October 15 2016: Breakup

March 2017-Mach 2019: Had 3 different relationships. No improvement in sexual physiology or tremor in left hand. Felt detached and unable to experience intimacy on any level despite wanting to.

March 2019: Diagnosed with PSSD by urologist at Mount Sinai hospital in Toronto.

November 19, 2019: What would have been the 11 year anniversary with my girlfriend... I walked to her house by the cliffs over Lake Ontario and stood on the edge of the cliff all night long on the verge of suicide... feeling devastated by PSSD and missing the incredible life I had before ever taking fluoxetine. I was just one step away from taking my own life. I phoned my brother to say goodbye, and the phone call and him finally taking my experience seriously saved my life that night.
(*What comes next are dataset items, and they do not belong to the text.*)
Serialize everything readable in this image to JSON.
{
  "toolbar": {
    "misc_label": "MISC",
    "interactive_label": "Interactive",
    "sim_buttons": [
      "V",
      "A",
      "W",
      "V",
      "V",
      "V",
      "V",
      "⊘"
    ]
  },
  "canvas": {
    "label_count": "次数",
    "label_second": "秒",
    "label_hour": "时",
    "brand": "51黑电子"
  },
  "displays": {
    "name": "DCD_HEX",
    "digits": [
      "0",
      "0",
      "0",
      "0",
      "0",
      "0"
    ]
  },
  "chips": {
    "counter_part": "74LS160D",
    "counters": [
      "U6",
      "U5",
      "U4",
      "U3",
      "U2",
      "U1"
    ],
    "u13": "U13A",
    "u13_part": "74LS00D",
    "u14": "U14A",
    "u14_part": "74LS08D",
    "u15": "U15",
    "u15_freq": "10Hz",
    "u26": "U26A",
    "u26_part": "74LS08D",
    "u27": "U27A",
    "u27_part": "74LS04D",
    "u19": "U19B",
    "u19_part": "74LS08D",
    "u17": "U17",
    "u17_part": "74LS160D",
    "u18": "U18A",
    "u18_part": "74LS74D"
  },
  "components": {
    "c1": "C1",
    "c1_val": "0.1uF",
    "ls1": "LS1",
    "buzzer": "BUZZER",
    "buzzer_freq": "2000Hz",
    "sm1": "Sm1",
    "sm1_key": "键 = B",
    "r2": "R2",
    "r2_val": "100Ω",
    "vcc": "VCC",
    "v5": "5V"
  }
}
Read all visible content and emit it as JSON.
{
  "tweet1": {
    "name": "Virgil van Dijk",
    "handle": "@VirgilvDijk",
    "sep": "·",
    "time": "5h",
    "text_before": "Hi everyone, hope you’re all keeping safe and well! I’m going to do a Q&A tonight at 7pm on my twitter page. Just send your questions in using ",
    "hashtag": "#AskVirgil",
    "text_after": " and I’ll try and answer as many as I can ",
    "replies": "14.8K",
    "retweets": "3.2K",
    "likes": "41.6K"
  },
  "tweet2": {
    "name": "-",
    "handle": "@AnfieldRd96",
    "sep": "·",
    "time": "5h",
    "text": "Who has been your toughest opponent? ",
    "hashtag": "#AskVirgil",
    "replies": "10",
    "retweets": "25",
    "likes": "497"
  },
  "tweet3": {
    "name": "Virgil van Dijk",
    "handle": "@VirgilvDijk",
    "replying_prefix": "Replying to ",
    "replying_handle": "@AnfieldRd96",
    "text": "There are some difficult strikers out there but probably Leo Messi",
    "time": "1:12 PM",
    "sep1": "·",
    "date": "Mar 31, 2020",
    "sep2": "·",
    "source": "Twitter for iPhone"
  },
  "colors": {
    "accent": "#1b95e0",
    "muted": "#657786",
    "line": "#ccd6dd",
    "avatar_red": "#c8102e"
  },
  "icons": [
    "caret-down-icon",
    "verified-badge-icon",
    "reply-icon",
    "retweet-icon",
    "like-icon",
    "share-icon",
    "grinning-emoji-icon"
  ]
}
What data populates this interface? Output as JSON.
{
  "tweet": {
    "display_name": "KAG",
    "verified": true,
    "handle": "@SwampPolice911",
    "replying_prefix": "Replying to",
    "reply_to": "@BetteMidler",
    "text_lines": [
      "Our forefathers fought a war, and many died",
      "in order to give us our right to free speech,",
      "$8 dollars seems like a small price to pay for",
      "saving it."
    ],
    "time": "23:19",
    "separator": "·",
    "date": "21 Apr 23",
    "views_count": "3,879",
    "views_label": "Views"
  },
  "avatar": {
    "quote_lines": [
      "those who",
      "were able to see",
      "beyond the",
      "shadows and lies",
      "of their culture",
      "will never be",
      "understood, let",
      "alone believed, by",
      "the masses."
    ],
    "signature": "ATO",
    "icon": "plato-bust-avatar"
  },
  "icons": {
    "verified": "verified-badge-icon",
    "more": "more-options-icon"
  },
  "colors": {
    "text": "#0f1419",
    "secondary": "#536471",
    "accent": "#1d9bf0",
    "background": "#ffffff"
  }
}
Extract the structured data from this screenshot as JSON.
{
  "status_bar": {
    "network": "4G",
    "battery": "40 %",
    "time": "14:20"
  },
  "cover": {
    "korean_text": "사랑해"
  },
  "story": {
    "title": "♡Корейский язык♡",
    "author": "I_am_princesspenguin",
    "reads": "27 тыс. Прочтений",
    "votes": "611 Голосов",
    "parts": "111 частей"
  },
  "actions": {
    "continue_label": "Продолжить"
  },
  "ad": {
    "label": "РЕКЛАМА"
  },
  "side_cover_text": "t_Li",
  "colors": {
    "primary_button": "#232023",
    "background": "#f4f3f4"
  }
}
February 2020: I begin to experience great pain in my left wrist when playing my guitar. The tremor in the left hand, remains unresolved.

July 2020: The pain in my left wrist becomes bad enough that I cannot play guitar until further notice. I see the doctor in response, and it is noticed that I have significant muscle atrophy throughout my left hand. An ultrasounds is done, and my family doctor refers me to see another neurologist to do diagnostic testing to determine the neurological cause of the muscle atrophy. Appointment date set for August 2020.